- Born: Aminata Sankanu Sotuma Sere, Jimara, Upper River Region, The Gambia
- Occupation: Filmmaker
- Years active: 2012–present
- Notable work: Pain of Sorrow

= Prince Bubacarr Aminata Sankanu =

Gambian film director

Prince Bubacarr Aminata Sankanu is a Gambian film director and producer. A former journalist, he moved to Germany in 1998 and began creating films in 2012. He has since founded the Cinekambiya International Film Festival (CIFF), his own production company, Sanxaafi, and created a number of films. He is also a scholar of African cinema affiliated to the University of Stirling.

== Early life ==
Sankanu was born in the village of Sotuma Sere in Jimara, Upper River Region. He is a Serahulleh (also known as Soninke) and is Muslim. Sankanu is part of the Sankanu Kaggoro clan, part of the ancient Ghana Empire, and is a prince of his clan. He attended Nusrat High School and was a student journalist.

== Journalistic career and move to Germany ==
Sankanu initially worked as a journalist in The Gambia. He was a freelance journalist who wrote primarily for Upfront, the APRC's party newspaper, as well as the BBC, Voice of America, Deutsche Welle, and The Point. In some of his articles, he used the pen name Wagadou Ghana Remme. He went on to work for Gambia Radio & Television Service (GRTS) on national TV, and hosted the programme 'Business Forum'. Sankanu experienced "a strange illness" anytime he entered the GRTS building and saw others suffering health problems as a result of serving the Jammeh regime. He secretly applied for a visa to the Schengen area, and left for Germany in 1998.

== Film career ==
Sankanu decided to become a professional filmmaker in 2012. He founded the Cinekambiya International Film Festival (CIFF) in 2015. He has founded two companies, Sanxaanu Kaggoro Film Kaffo (Sanxaafi) and Tagadou Productions, and studied a diploma in digital film and animation at the SAE Institute in Cologne, Germany. Sanxaafi has since become the first Gambian film company to become part of the Pan African Federation of Filmmakers.
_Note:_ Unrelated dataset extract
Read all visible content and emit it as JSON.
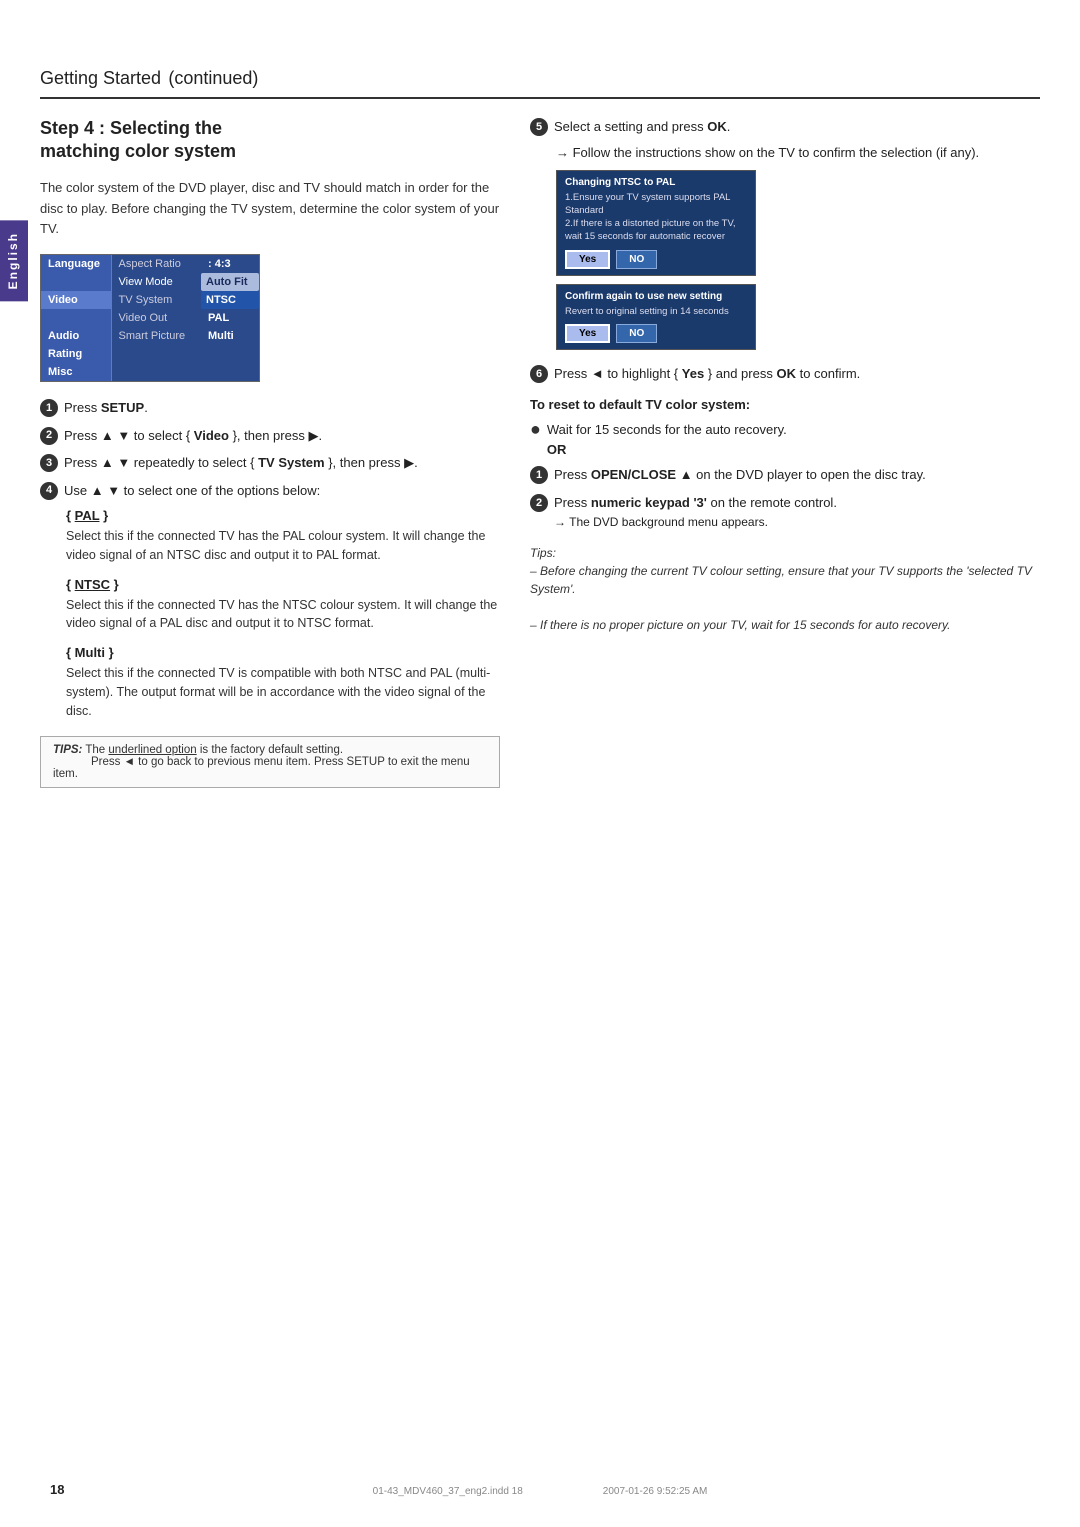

In September 2017, Sankanu finished a film called Bleeding Blade about female genital mutilation (FGM). The film follows a girl called Sira Camara whose fiancé attempts to force her to be circumcised after they agree to marry; the film sees the community eventually turn against the practice. Campaigner and politician Isatou Touray said that the film was "a very good start" in changing public opinion in the fight against FGM in The Gambia.

Sankanu also created a number of other films in 2017. They include Pain of Sorrow, on discrimination against girls with disabilities, Kuu Buka Labang, a Mandinka-language film on changes in destiny, and Hisirinwalle, a Sarahulleh-language family drama on ungratefulness. Pain of Sorrow was nominated for Best Film in the 2018 Hollywood African Prestigious Awards (HAPAwards). He is said to have inspired a "new wave of Gambian filmmaking."

In 2018, two films that Sankanu co-produced were released. They include Faasike, with Bubacarr Zaidi Jallow, and Chossano, with Papis Kebbah Jobarteh and Frank Adim. Sankanu is also executive producer of Kelefa Saane, a documentary on a precolonial Senegambian hero, directed by Fenja Braster.

== Film scholarship ==
Sankanu has stated that his aim is to become a "full professor of cinema." As such, he has advanced this aim by studying MLitt Film Studies: Theory and Practice at the University of Stirling, UK. Having graduated, Stirling have offered him the chance to study a PhD in African cinema at the institution, which he has deferred until his work schedule is not so busy.

== Personal life and politics ==
Sankanu was married for 15 years, but it was dissolved in the Brikama Cadi Court after the marriage produced no children. He married again but this only lasted for five years. He is now on his third marriage.

On 5 September 2016, Sankanu won a primary election in the German Pirate Party to stand as a candidate in parliamentary elections in North Rhine-Westphalia on 14 May 2017. He was to be a candidate in Wahkreis 17, covering the southeast district of Cologne. Sankanu previously attempted to stand as a candidate in European Parliament elections, but he missed the deadline for candidate registration. Sankanu has also been the Pirate Party's commissioner for sub-Saharan Africa.